Obama’s recollection of Lewis’ life and his many impacts on America was beautiful in its own right, and was filled with images both touching and telling. The sheer love for Lewis that he and everyone else present felt was enough to light the room. But President Obama did not stop with praise, or memories, or with urging other Americans to pick up Lewis’ mantle.
There was also that necessary trouble. He did not shy away from reminding everyone why people are protesting, or what is at stake. And Obama did not hesitate to draw the very direct and necessary line between what happened with the murder of George Floyd and what’s happening right now in the streets of Portland. He also reminded everyone present that Trump’s attacks on voting rights—extended just this morning to attacks on mail-in ballots and a proposal that the election itself be delayed—were a direct assault on Lewis’ work of a lifetime.
Obama: I know this is a celebration of John’s life. There are some who might say we shouldn’t dwell on such things. But that’s why I’m talking about it. John Lewis devoted his time on this Earth to the very attacks on democracy and what’s best in America that we’re seeing circulate right now.
Obama went on to call for the passage of the John Lewis Voting Rights Act, but after saying that act did little but attempt to secure rights that were thought to be won decades ago, made it clear that everyone needed to get out and continue the fight.
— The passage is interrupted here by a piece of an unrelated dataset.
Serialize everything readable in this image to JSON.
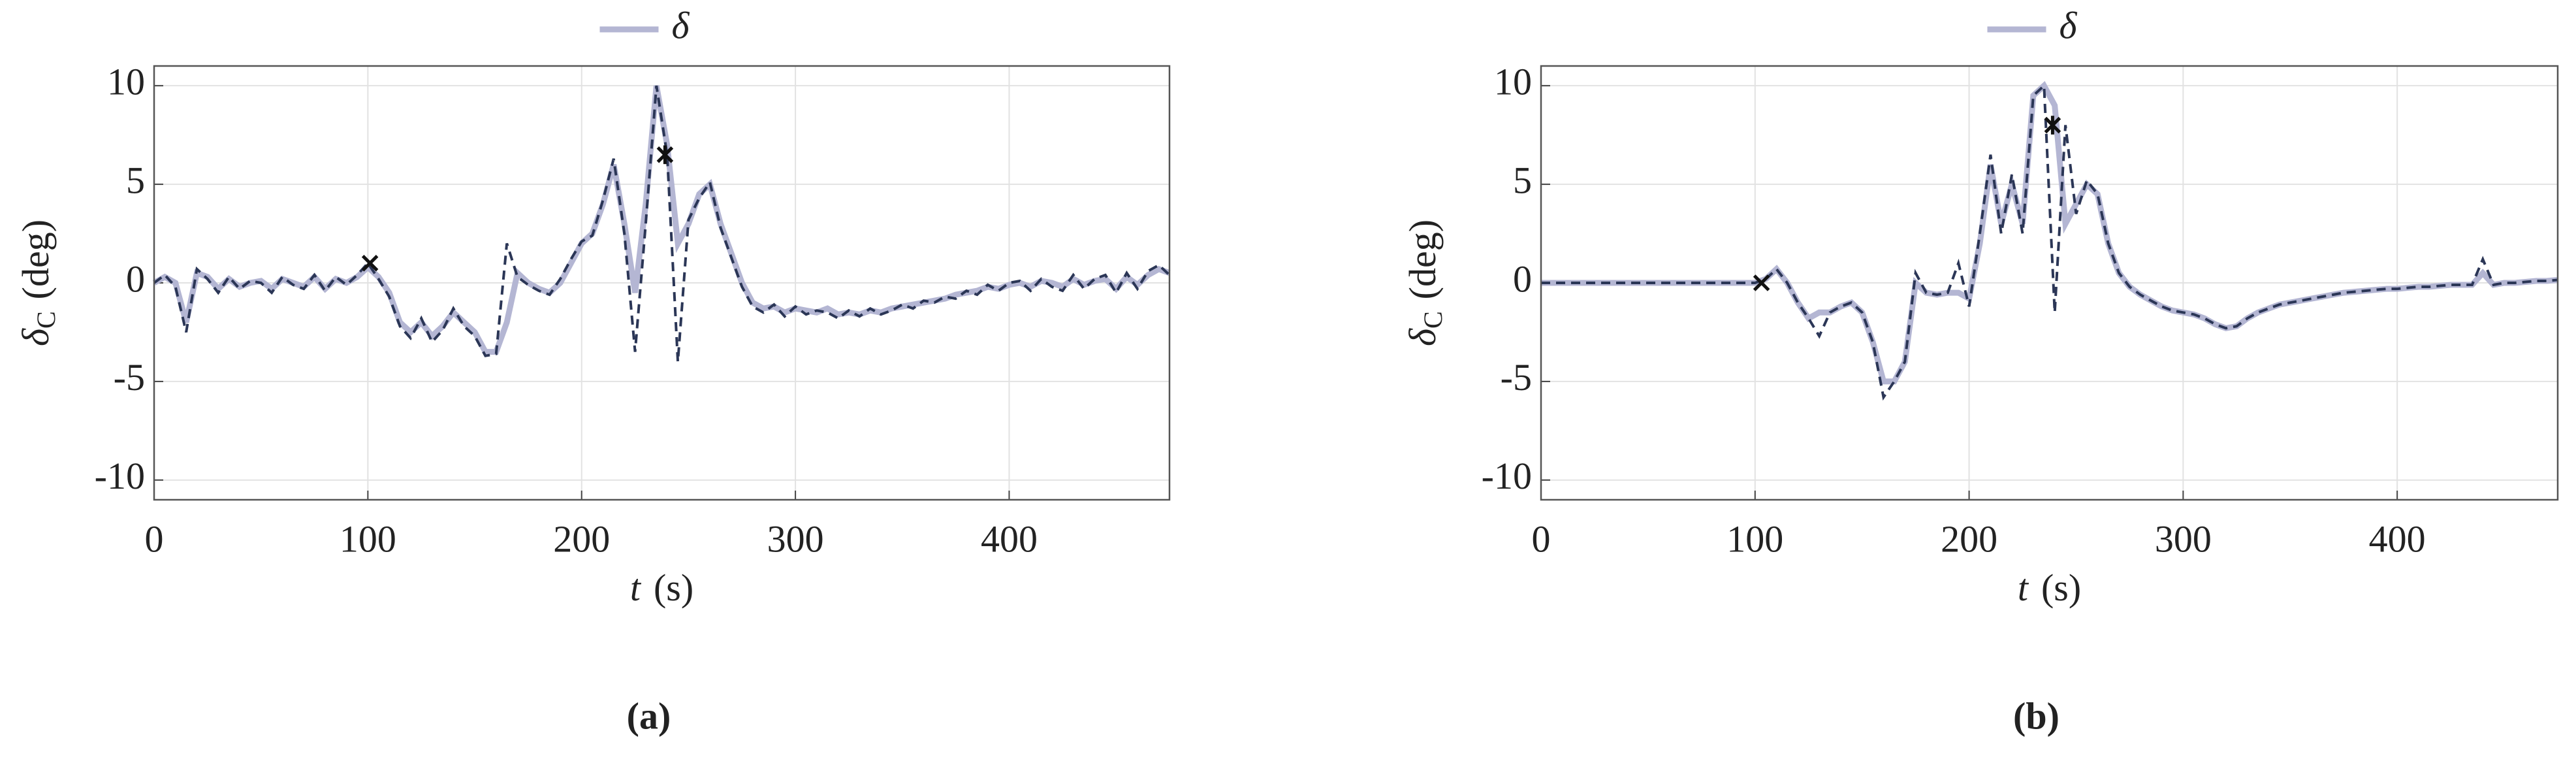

Again and again, Obama returned to one theme: Everyone needs to get out and vote in “the most important election in history.”
Obama: Democracy isn’t automatic. It has to be nurtured. It has to be tended to. We have to work at it. It’s hard. […] We have to summon just a measure of John’s moral courage to question what’s right and what’s wrong.
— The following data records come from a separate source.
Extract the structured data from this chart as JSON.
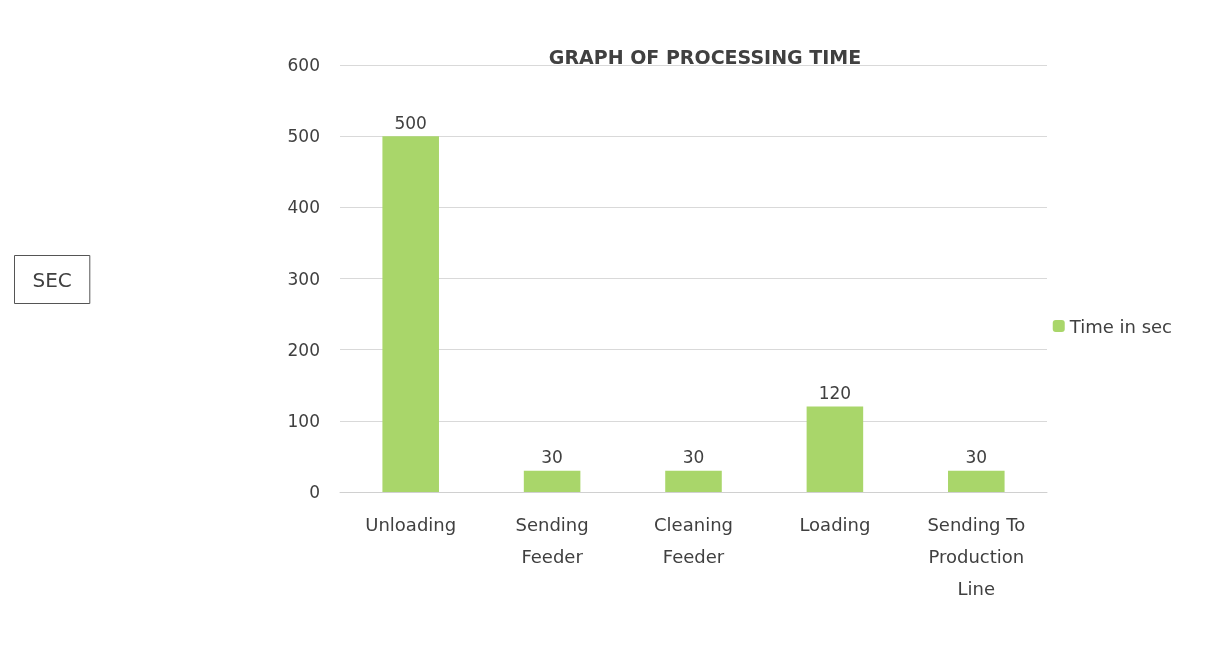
{
  "chart_data": {
    "type": "bar",
    "title": "GRAPH OF PROCESSING TIME",
    "annotations": [
      "SEC"
    ],
    "categories": [
      "Unloading",
      "Sending\nFeeder",
      "Cleaning\nFeeder",
      "Loading",
      "Sending To\nProduction\nLine"
    ],
    "series": [
      {
        "name": "Time in sec",
        "color": "#a9d66a",
        "values": [
          500,
          30,
          30,
          120,
          30
        ]
      }
    ],
    "ylim": [
      0,
      600
    ],
    "yticks": [
      0,
      100,
      200,
      300,
      400,
      500,
      600
    ],
    "grid": "y",
    "legend": "right",
    "data_labels": true
  }
}
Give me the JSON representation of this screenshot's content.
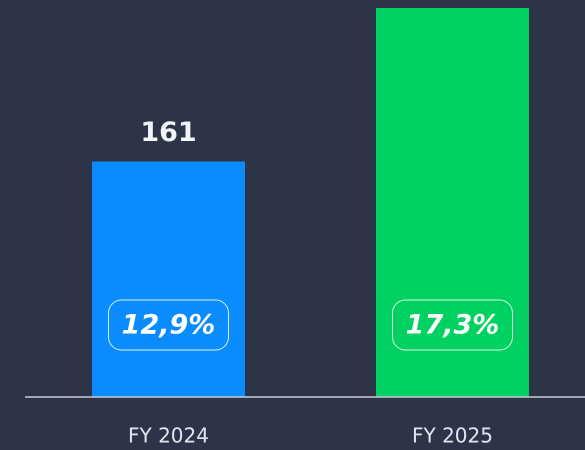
{
  "chart_data": {
    "type": "bar",
    "categories": [
      "FY 2024",
      "FY 2025"
    ],
    "values": [
      161,
      266
    ],
    "colors": [
      "#0a8cff",
      "#00d160"
    ],
    "margins": [
      12.9,
      17.3
    ],
    "margin_labels": [
      "12,9%",
      "17,3%"
    ]
  }
}
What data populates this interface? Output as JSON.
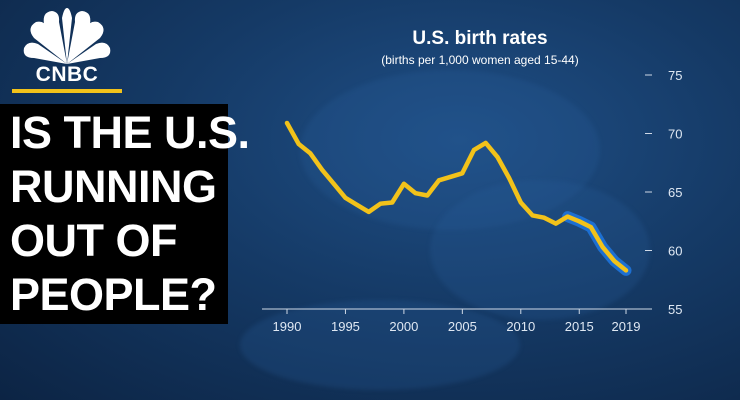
{
  "brand": {
    "logo_text": "CNBC",
    "peacock_colors": [
      "#ffffff"
    ],
    "accent_color": "#f2c21a",
    "icon": "peacock-icon"
  },
  "headline": {
    "lines": [
      "IS THE U.S.",
      "RUNNING",
      "OUT OF",
      "PEOPLE?"
    ]
  },
  "chart_data": {
    "type": "line",
    "title": "U.S. birth rates",
    "subtitle": "(births per 1,000 women aged 15-44)",
    "xlabel": "",
    "ylabel": "",
    "xlim": [
      1989,
      2020
    ],
    "ylim": [
      55,
      75
    ],
    "x_ticks": [
      1990,
      1995,
      2000,
      2005,
      2010,
      2015,
      2019
    ],
    "y_ticks": [
      55,
      60,
      65,
      70,
      75
    ],
    "y_axis_position": "right",
    "grid": false,
    "series": [
      {
        "color": "#f2c21a",
        "x": [
          1990,
          1991,
          1992,
          1993,
          1994,
          1995,
          1996,
          1997,
          1998,
          1999,
          2000,
          2001,
          2002,
          2003,
          2004,
          2005,
          2006,
          2007,
          2008,
          2009,
          2010,
          2011,
          2012,
          2013,
          2014,
          2015,
          2016,
          2017,
          2018,
          2019
        ],
        "y": [
          70.9,
          69.1,
          68.3,
          66.9,
          65.7,
          64.5,
          63.9,
          63.3,
          64.0,
          64.1,
          65.7,
          64.9,
          64.7,
          66.0,
          66.3,
          66.6,
          68.6,
          69.2,
          68.0,
          66.2,
          64.1,
          63.0,
          62.8,
          62.3,
          62.9,
          62.5,
          62.0,
          60.3,
          59.1,
          58.3
        ]
      }
    ],
    "highlight": {
      "color": "#1d6fd1",
      "x_start": 2014
    }
  }
}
There are going to be voices raised on the right to complain about what Obama said; to accuse him of “politicizing” a funeral. But Obama gave exactly the speech that John Lewis would have wanted, and explained exactly how to honor John Lewis’ passing: by making it possible for everyone to vote. That included not just calls to extend voting rights to former prisoners, but to make Election Day a national holiday, to make Washington, D.C., and Puerto Rico states, and to eliminate the filibuster, which Obama called “another Jim Crow relic.”